Представления с медведем происходили следующим образом. По приходе в село вожак ударял в барабан, на звуки барабана сходился народ. «Козарь» начинал плясать. Медведь, понукаемый цепью, тоже плясал, выделывал некоторые штуки (кланялся, кувыркался) пред глазами собравшейся толпы и под приговоры вожака. Вот эти приговоры.
«Первый раз как за цепь возьмешь и тряхнешь, приговаривали:
– Вставай да подымайся, ворочайся-разгибайся, пробивай строчки московски, другие заморски, господам дворянам; садись в суд да слушай, как у нас по городам, по волостям есть старосты-бурмистры, приказные командеры. Судьба прошла – с городов стрельба пошла, с городу на город метко, лука не изломи и его не перешиби; старому старику глаза не вышиби, а скупому да лихому вон вывороти, который нас не поит да не кормит и теплого ночлега не дает…
– Пехотный солдат идет с ружьем на караул (при этом медведю давали палку); ружьи, мушкеты обтерли бока, и с порохом сума разломила солдату плеча; конные драгуны, служивые казаки поедут на службу верхом (ему дашь палку, а он сядет верхом на палку).
Потом говоришь:
– Как старая старушка идет на господский двор работать, идет она, хромает: от господской работы отбывает, работать ей мочи нет – свело старую и скорчило – господская работа состарила… Как звали старуху на господский двор на почетный пир: услышала старая, вскочила, ручки-ножки залечила – пошла танцевать…
– Как малые ребята горох воровали; где сухо – тут брюхом, а где мокренько – на коленочках, и покрали, и поваляли горох, и хозяину не оставили…
– Как теща перед зятем скачет-пляшет, зятя угощает. Блины пекла да угорела, головушка у ней заболела.
Медведь тут уж встанет, дашь ему шапку в лапы-то и говоришь:
– Ну, ваше благородие, сошлите ему сколько-нибудь жалованья на хлеб и за труды ему…»
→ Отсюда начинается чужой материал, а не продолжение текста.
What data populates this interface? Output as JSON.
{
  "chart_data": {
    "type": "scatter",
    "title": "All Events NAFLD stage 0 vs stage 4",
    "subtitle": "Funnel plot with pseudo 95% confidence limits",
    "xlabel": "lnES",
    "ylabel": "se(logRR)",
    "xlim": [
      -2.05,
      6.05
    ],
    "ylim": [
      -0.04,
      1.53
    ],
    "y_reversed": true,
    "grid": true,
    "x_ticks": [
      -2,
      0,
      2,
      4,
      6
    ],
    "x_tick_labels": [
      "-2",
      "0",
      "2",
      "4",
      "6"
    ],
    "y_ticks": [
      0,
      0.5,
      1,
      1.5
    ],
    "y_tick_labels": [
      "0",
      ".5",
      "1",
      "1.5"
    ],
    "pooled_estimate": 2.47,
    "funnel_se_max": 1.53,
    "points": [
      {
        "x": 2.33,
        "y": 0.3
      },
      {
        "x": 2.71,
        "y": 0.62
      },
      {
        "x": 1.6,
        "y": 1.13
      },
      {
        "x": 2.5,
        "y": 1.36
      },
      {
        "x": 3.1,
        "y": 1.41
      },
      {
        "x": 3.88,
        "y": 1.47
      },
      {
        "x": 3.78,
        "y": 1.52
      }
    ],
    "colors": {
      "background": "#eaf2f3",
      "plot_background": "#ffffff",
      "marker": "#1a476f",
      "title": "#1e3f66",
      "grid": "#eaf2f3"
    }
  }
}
«Ну-ко, Марья Васильевна, поворачивайся веселей, говори посмирней, хмелек вьется, живой не ведется, поворачивайся направо, артикул делай завсегда браво. Садись в суд да слушай, есть у нас по городам, по волостям, стреляются молодцы калиновские, алаторские. Держать, не пускать, право-лево не смотреть. Конница драгуны, подводы ямские, хлеб мирской, денежки государевы. Пешеходные солдаты, ружья на плечо, порох да сума обтерли бока, проломили солдатское плечо, артикул выкидывали, ручку на ручку прикладывали. Сядь на добром месте. Сама прикройся. Княгини, боярыни, гостиные дочери крутятся, белятся, в чисты зеркала смотрятся, из-под ручки выглядывают, по мысли себе женихов выбирают, который жених был кудреват, кудерки сгибат. Как старые старушки на господскую работу ходят, идут они хромают, на одну ноженьку припадают, от барщины отбывают, начальники палкой погоняют. Малые ребята в чужое поле за горошком ходят, горошек наворовали, в мешки клали, налево кругом – марш, убежали. Вот теща перед зятем пляшет, рукой машет, головой потряхивает. Для зятя блины пекла, угорела, головушка заболела. Сядь да указывай».